Ne pas perdre au change

Il pleuvait fort ce jour-là. J'étais installé au coin du comptoir, face à la vitrine. Les voitures passaient dans la rue Chifflet, en soulevant autour d'elles des vagues d'eau. En plein après midi, il n'y avait pas grand monde. Pascal me servait régulièrement de grands cafés allongés en allant en venant derrière son bar, rangeant les bouteilles, vidant le lave vaisselle, faisant quelques comptes sur son grand cahier corné. Je n'avais pas presque pas besoin de lui parler : dés qu'il voyait ma tasse vide, il la remplissait.

Tout à ma rêverie, je délaissai même mon livre que j'avais emporté.
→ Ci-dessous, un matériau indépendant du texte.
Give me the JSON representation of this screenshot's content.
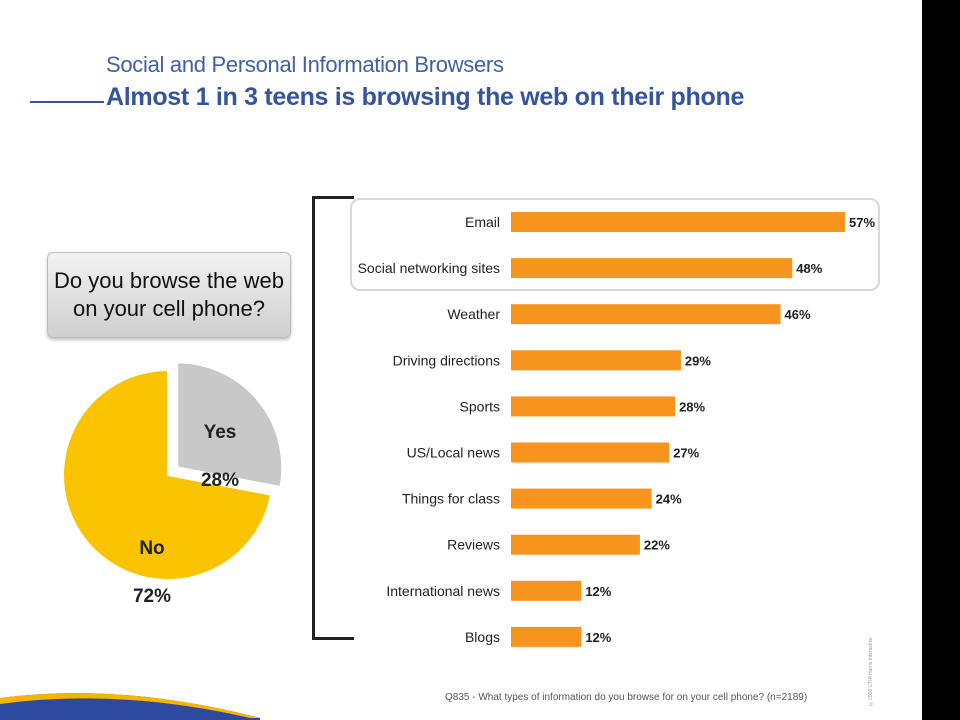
{
  "slide": {
    "subtitle": "Social and Personal Information Browsers",
    "title": "Almost 1 in 3 teens is browsing the web on their phone",
    "footnote": "Q835 - What types of information do you browse for on your cell phone? (n=2189)",
    "vertical_note": "©2008 CTIA Harris Interactive"
  },
  "colors": {
    "title": "#3454a0",
    "bar": "#f7941d",
    "pie_no": "#f9c300",
    "pie_yes": "#c8c8c8"
  },
  "chart_data": [
    {
      "type": "pie",
      "title": "Do you browse the web\non your cell phone?",
      "slices": [
        {
          "name": "Yes",
          "value": 28,
          "label": "28%",
          "exploded": true
        },
        {
          "name": "No",
          "value": 72,
          "label": "72%"
        }
      ]
    },
    {
      "type": "bar",
      "orientation": "horizontal",
      "categories": [
        "Email",
        "Social networking sites",
        "Weather",
        "Driving directions",
        "Sports",
        "US/Local news",
        "Things for class",
        "Reviews",
        "International news",
        "Blogs"
      ],
      "values": [
        57,
        48,
        46,
        29,
        28,
        27,
        24,
        22,
        12,
        12
      ],
      "value_labels": [
        "57%",
        "48%",
        "46%",
        "29%",
        "28%",
        "27%",
        "24%",
        "22%",
        "12%",
        "12%"
      ],
      "highlighted": [
        "Email",
        "Social networking sites"
      ],
      "xlim": [
        0,
        60
      ]
    }
  ]
}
A trois heures, des habitués, sans doute des étudiants en histoire, entrés par la porte du fond, et s'installèrent sur les banquettes. Pascal joua du percolateur, et de la tireuse pour remplir son plateau. Je regardai les notes accumulées sur la soucoupe devant moi, à coté du distributeur de cacachouettes, fit mentalement le compte, réglai puis glissai mon livre sous mon pull, dans mon dos, pour le protéger.

En passant devant le théâtre, je compris que, cheminer sans parapluie, sur la grand route, ce n'était pas vraiment une bonne idée. Au coin, la tête baissée, je faillis renverser quelqu'un.

Elle me regarda en souriant :

« Voulez-vous un peu d'abri ? »

Elle avait en effet, déployé au-dessus d'elle, un immense parapluie.

« Si le recel ne vous dérange pas, je dois vous avouer que je l'ai volé toute à l'heure à une amie.... »

Je passai le dos de ma main sur mon visage pour l'essuyer, lui rendis son sourire d'ange et lui répondis :

« Oui, moi aussi »

Machinalement nous avons commencé à faire quelques pas. Au milieu du parc Granvelle, elle m'a soudainement demandé où j'allais. Je regardai ses yeux, la mèche blonde au dessus de l'oreille. L'eau du ciel faisait un chant joli sur la toile.

« A Battant peut être »

Nous nous remîmes en route. A voir et entendre l'eau tomber sur les toit, se déverser dans les canalisations, dans les chéneaux, monter en épaisses rigoles le long des trottoirs, je me mis à penser au déluge.

« Quarante jours quarante nuit » murmurai-je »

Elle me regarda. Malgré sa gentillesse, elle dut me prendre pour un fou. Un gentil fou, qui aurait pu passer tout le temps du déluge à l'abri de son parapluie.

Mais arrivé au pont, il cessa de pleuvoir. La grand route que nous avions arpentée à petits pas de remplissait de gens qui s'ébrouaient.

Je tirai le livre de derrière mon dos et lui offris.

Puis l'oubliai, rempli d'une douce et éternelle gaieté.